INTERVIEWS, REVIEWS & RELATED ARTICLES
Newsweek DECEMBER 31, 1984 - by Jim Miller
STOP IN THE NAME OF LOVE
It's not often that one of the world's most popular - and exciting - young rock bands is attacked in the press for promoting "the hocus-pocus of Christian enlightenment." But then the group called U2 is no ordinary rock band. All four members hail from Dublin, Ireland - hardly a rock hot spot. Three of them are Christians who make no secret of their convictions. Opponents of violence, they made a point of launching their stirring pacifist anthem Sunday Bloody Sunday in war-torn Belfast, Northern Ireland. The band's unusual public stature was confirmed last year by Ireland's prime minister, Garret FitzGerald, who asked the lead singer, Paul (Bono) Hewson, twenty-four, to join a government committee investigating the problems of unemployed youth.
To many fans, of course, U2 is simply a rock band of rare passion. Earlier this month in Worcester, Massachusetts, in the second concert of a whirlwind American tour - they will return for a two-month visit next February - U2 showed off the bravura style that has won it a fervent following. As usual, the spotlight was on Bono, a lyrical singer, and Dave (The Edge) Evans, twenty-two, the band's brilliant lead guitarist. Playing droning clusters of notes and using chiming, bell-like timbres, as well as abrasive, buzz-saw textures, The Edge creates an electronic wall of sound that has an elemental power - it is, as he describes it, "emotionally saturated." For all the nervous jangle of the music, its sheer scale and Celtic overtones create a weird, primordial resonance: the Worcester concert may have taken place in a vast indoor arena, but it was easy to imagine yourself watching the sunrise at Stonehenge.
"The message, if there is a message in our music, is the hope that it communicates," says Bono, whose intensity and seriousness are rare for a rock musician. His religious faith, he adds, is "a very personal one. I'm very wary of people who bring 'the message' to the masses. Sure, belief gets us out of bed in the morning and gets us onstage at night. But the way it affects our audience is that we feel a responsibility to give everything we have onstage."
The band members' interest in politics grew out of their first trips to America. "People were throwing money on the stage during the Bobby Sands hunger strike," recalls Bono. "But what was that money for?

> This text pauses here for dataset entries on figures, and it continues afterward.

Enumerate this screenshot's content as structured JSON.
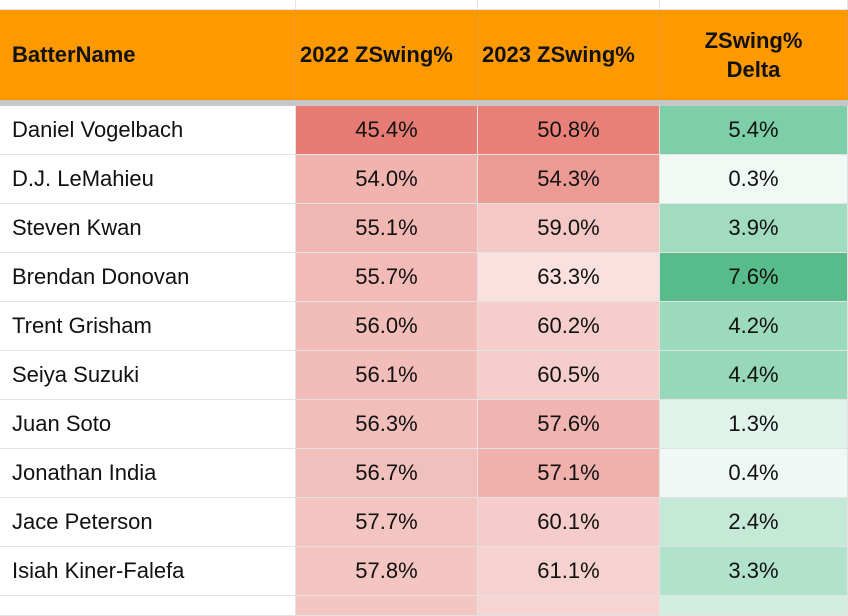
{
  "header": {
    "col0": "BatterName",
    "col1": "2022 ZSwing%",
    "col2": "2023 ZSwing%",
    "col3": "ZSwing%\nDelta"
  },
  "rows": [
    {
      "name": "Daniel Vogelbach",
      "z2022": "45.4%",
      "z2023": "50.8%",
      "delta": "5.4%",
      "bg1": "#e67c73",
      "bg2": "#e88078",
      "bg3": "#7ccfa9"
    },
    {
      "name": "D.J. LeMahieu",
      "z2022": "54.0%",
      "z2023": "54.3%",
      "delta": "0.3%",
      "bg1": "#f0b3ae",
      "bg2": "#ec9a94",
      "bg3": "#f1f9f5"
    },
    {
      "name": "Steven Kwan",
      "z2022": "55.1%",
      "z2023": "59.0%",
      "delta": "3.9%",
      "bg1": "#f1b8b3",
      "bg2": "#f4c8c4",
      "bg3": "#a1dcc1"
    },
    {
      "name": "Brendan Donovan",
      "z2022": "55.7%",
      "z2023": "63.3%",
      "delta": "7.6%",
      "bg1": "#f2bbb7",
      "bg2": "#fae1df",
      "bg3": "#57bb8a"
    },
    {
      "name": "Trent Grisham",
      "z2022": "56.0%",
      "z2023": "60.2%",
      "delta": "4.2%",
      "bg1": "#f2bcb8",
      "bg2": "#f5cdca",
      "bg3": "#9cdabd"
    },
    {
      "name": "Seiya Suzuki",
      "z2022": "56.1%",
      "z2023": "60.5%",
      "delta": "4.4%",
      "bg1": "#f2bdb9",
      "bg2": "#f5cecb",
      "bg3": "#98d8ba"
    },
    {
      "name": "Juan Soto",
      "z2022": "56.3%",
      "z2023": "57.6%",
      "delta": "1.3%",
      "bg1": "#f2beba",
      "bg2": "#f1b5b1",
      "bg3": "#e0f3ea"
    },
    {
      "name": "Jonathan India",
      "z2022": "56.7%",
      "z2023": "57.1%",
      "delta": "0.4%",
      "bg1": "#f2c0bc",
      "bg2": "#f0b0ab",
      "bg3": "#eff8f4"
    },
    {
      "name": "Jace Peterson",
      "z2022": "57.7%",
      "z2023": "60.1%",
      "delta": "2.4%",
      "bg1": "#f4c4c0",
      "bg2": "#f5ccc9",
      "bg3": "#c4e9d7"
    },
    {
      "name": "Isiah Kiner-Falefa",
      "z2022": "57.8%",
      "z2023": "61.1%",
      "delta": "3.3%",
      "bg1": "#f4c5c1",
      "bg2": "#f6d2cf",
      "bg3": "#b1e2cb"
    }
  ]
}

Those dollars were arriving in the streets of Belfast and Derry as weapons and bombs. Some things are black and white - but the troubles in Northern Ireland are not. I know: I'm the son of a Protestant mother and a Catholic father." The song Sunday Bloody Sunday, says Bono, was meant "to take the image of Northern Ireland out of the black and white and into the grey, where it truly belongs."

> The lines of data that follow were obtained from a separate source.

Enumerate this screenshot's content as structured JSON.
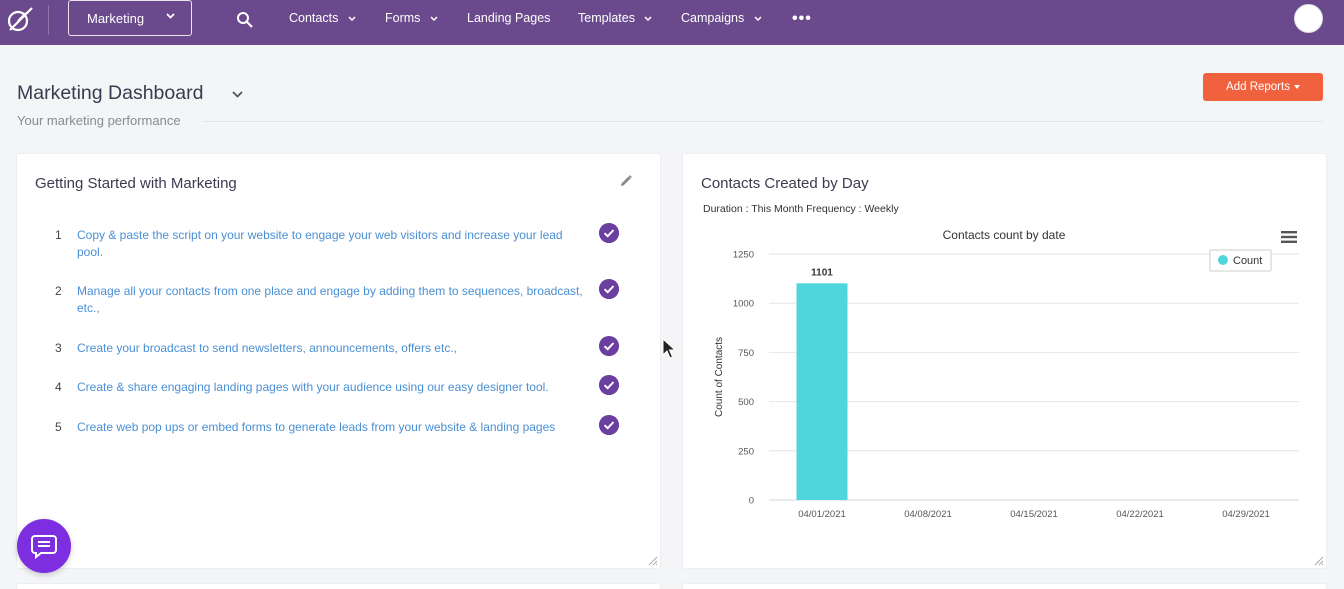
{
  "nav": {
    "workspace": "Marketing",
    "items": [
      {
        "label": "Contacts",
        "has_dropdown": true
      },
      {
        "label": "Forms",
        "has_dropdown": true
      },
      {
        "label": "Landing Pages",
        "has_dropdown": false
      },
      {
        "label": "Templates",
        "has_dropdown": true
      },
      {
        "label": "Campaigns",
        "has_dropdown": true
      }
    ],
    "more": "•••",
    "accent": "#6a4a8c"
  },
  "header": {
    "title": "Marketing Dashboard",
    "subtitle": "Your marketing performance",
    "add_reports_label": "Add Reports",
    "add_reports_color": "#f0623d"
  },
  "getting_started": {
    "title": "Getting Started with Marketing",
    "tasks": [
      {
        "num": "1",
        "text": "Copy & paste the script on your website to engage your web visitors and increase your lead pool.",
        "done": true
      },
      {
        "num": "2",
        "text": "Manage all your contacts from one place and engage by adding them to sequences, broadcast, etc.,",
        "done": true
      },
      {
        "num": "3",
        "text": "Create your broadcast to send newsletters, announcements, offers etc.,",
        "done": true
      },
      {
        "num": "4",
        "text": "Create & share engaging landing pages with your audience using our easy designer tool.",
        "done": true
      },
      {
        "num": "5",
        "text": "Create web pop ups or embed forms to generate leads from your website & landing pages",
        "done": true
      }
    ]
  },
  "contacts_card": {
    "title": "Contacts Created by Day",
    "duration": "Duration : This Month Frequency : Weekly"
  },
  "chart_data": {
    "type": "bar",
    "title": "Contacts count by date",
    "ylabel": "Count of Contacts",
    "xlabel": "",
    "categories": [
      "04/01/2021",
      "04/08/2021",
      "04/15/2021",
      "04/22/2021",
      "04/29/2021"
    ],
    "series": [
      {
        "name": "Count",
        "values": [
          1101,
          0,
          0,
          0,
          0
        ],
        "color": "#4fd6dc"
      }
    ],
    "data_labels": [
      "1101"
    ],
    "ylim": [
      0,
      1250
    ],
    "yticks": [
      "0",
      "250",
      "500",
      "750",
      "1000",
      "1250"
    ],
    "grid": true,
    "legend_position": "top-right"
  }
}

The band's ambitions have never been modest. Several years ago, Bono predicted that U2 would become a great rock group, on a par with The Beatles and Rolling Stones. The band's latest bid to join the pantheon is the Island album The Unforgettable Fire. Co-produced by Brian Eno, champion of free-form composition, the record defiantly ignores most of the clichés of hard rock - even those coined by U2. On one side are textured electronics and random imagery, climaxed by Elvis Presley And America, an all-too-effective evocation of Presley's catatonic stupor in his last days. On the other, better side are three great pieces of numinous hard rock. A Sort Of Homecoming is a hymn for patriotic mystics. Pride (In The Name of Love) is a clanging elegy to the Rev. Martin Luther King Jr. And Wire, with the Edge playing eerie harmonics on slide guitar, is one of the best examples yet of the band's unique brand of raw, wind-swept rock. Some critics have poked fun at the lyrics of the songs. But even on Pride, the most earnest one, the words matter in large part because Bono sings them with such fierceness and fervour.
GRANDEUR
The band was formed in 1978 by drummer Larry Mullen Jr. The only member with previous musical experience, Mullen had been kicked out of a marching band for having long hair. At the time, he, bassist Adam Clayton and the others were all students at the Mount Temple Comprehensive School in Dublin. In the context of their neighbourhood's hard-drinking ethos, rock "was something to believe in," says the Edge. U2 - the name has no special significance - first came into prominence in England in 1980, with a swirling album called Boy. From the outset, the group's atmospheric style - one of the few truly original styles to appear in the '80s - represented an odd but effective fusion of two rival rock archetypes: the didactic grandeur of The Who playing Tommy and the sleekly modernist David Bowie of "Heroes".
By 1983, when Sunday Bloody Sunday was released, it was clear that U2 had become one of the most influential new acts of the decade. Its sense of idealism and minimalist approach to guitar-based rock have already inspired the British bands Simple Minds, The Alarm and, above all, Big Country. "We've taken the love that was a part of '60s rock and the anger that was a part of punk," says Bono. "We want a spiritual side to our music as well as a raucous and rowdy side. I think we have never achieved the balance we're looking for, and perhaps never will. But that's what we want from our music - freedom, I suppose. And a little bit of humanity."